Repucom has contracts with at least 10 NBA teams to determine the varying values for the patch, weighing tangible and intangible elements.

“Tangible elements deal in how the asset drives media or impression-based equivalent value, including media exposure in game broadcast, in TV news and highlights, on digital sites and social platforms, in print as well as retail and on-site,” Repucom senior vicepresident Michael Tange says. “Additionally, there is the value of association with the brand of the team.

“Market size drives a lot of the media variables and superstars command national and international broadcast, as well as highlights and features across all media types. Playoff performance is a huge driver of value for the asset.”

Golden State president and chief operating officer Rick Welts says there had been great interest in brands looking to land on the Warriors’ jerseys. So will this pilot programme take off and stay in play?

“Absolutely,” Welts says. “I think we’re going to look back at it and wonder what all the fuss was about.”


Social media is a huge driver behind sponsor value, according to SnapRapid, a Londonbased company that carries out visual tracking and analytics of brand exposure over social media and digital outlets for sports sponsors and rights-holders.

It analysed the social media value of the jersey sponsorships of six NBA playoffs teams this year: Cleveland, Golden State, Miami, Oklahoma City, San Antonio and Toronto.
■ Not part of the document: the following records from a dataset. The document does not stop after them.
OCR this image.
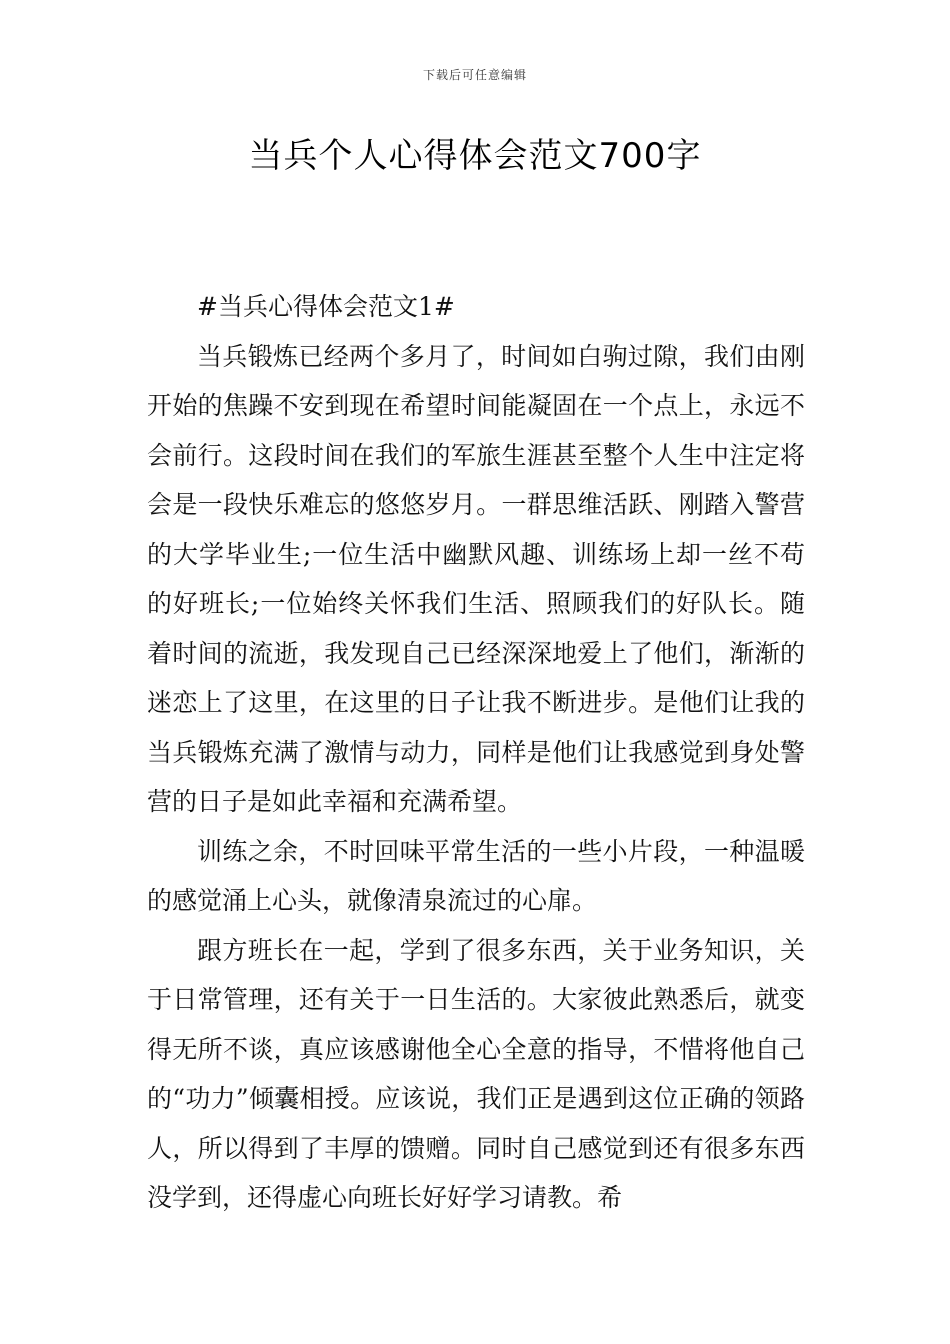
下载后可任意编辑
当兵个人心得体会范文700字

#当兵心得体会范文1#

当兵锻炼已经两个多月了，时间如白驹过隙，我们由刚开始的焦躁不安到现在希望时间能凝固在一个点上，永远不会前行。这段时间在我们的军旅生涯甚至整个人生中注定将会是一段快乐难忘的悠悠岁月。一群思维活跃、刚踏入警营的大学毕业生;一位生活中幽默风趣、训练场上却一丝不苟的好班长;一位始终关怀我们生活、照顾我们的好队长。随着时间的流逝，我发现自己已经深深地爱上了他们，渐渐的迷恋上了这里，在这里的日子让我不断进步。是他们让我的当兵锻炼充满了激情与动力，同样是他们让我感觉到身处警营的日子是如此幸福和充满希望。

训练之余，不时回味平常生活的一些小片段，一种温暖的感觉涌上心头，就像清泉流过的心扉。

跟方班长在一起，学到了很多东西，关于业务知识，关于日常管理，还有关于一日生活的。大家彼此熟悉后，就变得无所不谈，真应该感谢他全心全意的指导，不惜将他自己的“功力”倾囊相授。应该说，我们正是遇到这位正确的领路人，所以得到了丰厚的馈赠。同时自己感觉到还有很多东西没学到，还得虚心向班长好好学习请教。希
SnapRapid used image recognition technology to track the potential area of the patch on the jerseys in 33 conference semi-final and conference final games. It factored in size, duration and degree of engagement across Facebook, Instagram, Twitter and YouTube, as well as Dailymotion, Google Plus, Reddit, Tumblr, Vimeo, Vine and Weibo.

The final score for the six teams was $14m in combined sponsor value.

“Even though this project involved a relatively small number of games, it is clear that NBA teams have major traction across social media, which has a massive value for sponsors, and we didn’t even track digital media, which we usually do for our clients,” SnapRapid founder and chief executive Russell Glenister says. “That would have added significant extra value.

“There is a major disconnect in sports sponsorship. While audiences are migrating to digital and social media to follow and enjoy sports, sponsor deals are still being negotiated almost solely on the basis of TV viewing figures.”

The team that struck the most gold in the study was Golden State. SnapRapid estimated that the social media value for 11 of its postseason games came to $4.4m. The projected value for the entire season – minus the NBA Finals – came to $12.9m.